I stopped at a phone booth and called Clete's apartment.

"You still have flashbacks?" I asked.

"About 'Nam? Not much. Sometimes I dream about it. But not much."

"A guy came off the street today. He said he was the medic who took care of me when I was hit."

"Was he?"

"He was deranged. His hair was blond. The kid who got me to battalion aid was Italian, from Staten Island."

"So shit-can it."

"The homeless man had a New York accent. What's a New York street person doing around here?" I said.

"Where are you, big mon?"

I drove to Jimmy Dean Styles's New Iberia bar and was told by his bartender that Jimmy Dean was at his other club, the one he owned jointly with a bondsman in St. Martinville. I was there in twenty minutes. Styles was at the bar, reading a newspaper while he dipped cracklings into a bowl of red sauce and ate them, wiping his fingers on a moist towel, his eyes never leaving the page he was reading.

"You follow the market?" I asked.

"High-yield municipals, Lou'sana Chuck. Pay twenty-four hours a day, seven days a week. Like a girl got her groove with the right people, it always working, know what I'm sayin'? I can help you with something?" Styles replied.

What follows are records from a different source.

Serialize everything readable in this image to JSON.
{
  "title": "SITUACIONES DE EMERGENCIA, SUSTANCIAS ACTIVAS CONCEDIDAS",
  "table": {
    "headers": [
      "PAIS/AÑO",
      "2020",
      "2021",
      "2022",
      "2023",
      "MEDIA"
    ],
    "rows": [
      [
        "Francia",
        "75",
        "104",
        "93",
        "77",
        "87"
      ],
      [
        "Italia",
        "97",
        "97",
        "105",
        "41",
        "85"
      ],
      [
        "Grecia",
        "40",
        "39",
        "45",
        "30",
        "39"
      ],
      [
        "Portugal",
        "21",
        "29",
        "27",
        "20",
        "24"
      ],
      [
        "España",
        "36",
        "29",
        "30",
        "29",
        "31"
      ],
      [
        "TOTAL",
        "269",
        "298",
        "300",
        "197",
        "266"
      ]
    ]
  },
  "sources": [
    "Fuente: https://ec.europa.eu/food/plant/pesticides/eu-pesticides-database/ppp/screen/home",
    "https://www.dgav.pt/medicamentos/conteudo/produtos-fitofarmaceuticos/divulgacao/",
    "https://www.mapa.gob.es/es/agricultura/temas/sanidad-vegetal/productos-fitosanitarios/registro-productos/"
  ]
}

"I don't know if you can or not, but hold that thought. Where's your rest room?" I said.

He nodded his head toward the rear of the building and dipped a crackling into his bowl and inserted it in his mouth, an amused light in his eyes.

His entourage of rappers and whores were at tables by the dance floor. They paid no attention to me as I passed. Inside the rest room I washed my face with cold water and looked in the mirror. I could hear a sound in my ears, like wind whistling inside a tin can, feel a pressure band along the side of my head, as though I were wearing a tight hat. A jukebox began playing by the dance floor, and I would have sworn the voice on the recording was Guitar Slim's. I washed my face again. When I closed my eyes against the coldness of the water, I saw faces from my platoon, kids who had been out too long, their legs pocked with jungle ulcers, the smell of trench foot rising from their socks, scared shitless of night-trail toe-poppers and booby-trapped 105's, nobody in touch with who they used to be. A San Bernardino hot-rodder with a juju bag tied under his throat and a scalp lock to his rifle. A black kid from West Memphis, Arkansas, zoned on uppers and too many firefights, a green sweat towel draped over his head like a monk's cowl, the barrel of his blooker painted with tiger stripes. I could hear them marching, blade-faced, their uniforms stiff with salt, feeding off one another's anger, their boots thudding across a wooden bridge.

I spit in the lavatory and dried my face on my shirt rather than touch the cloth towel on the roller, then went out the door, the breeze from a fan suddenly cool on my skin, my heart racing.

Jimmy Dean Styles closed his newspaper and lifted a demitasse of coffee to his lips.

"Marse Charlie not wit' you today?" he said.

"You were at Rosebud Hulin's art class. That area is now off-limits for you. If she needs a ride, I'll provide one," I said.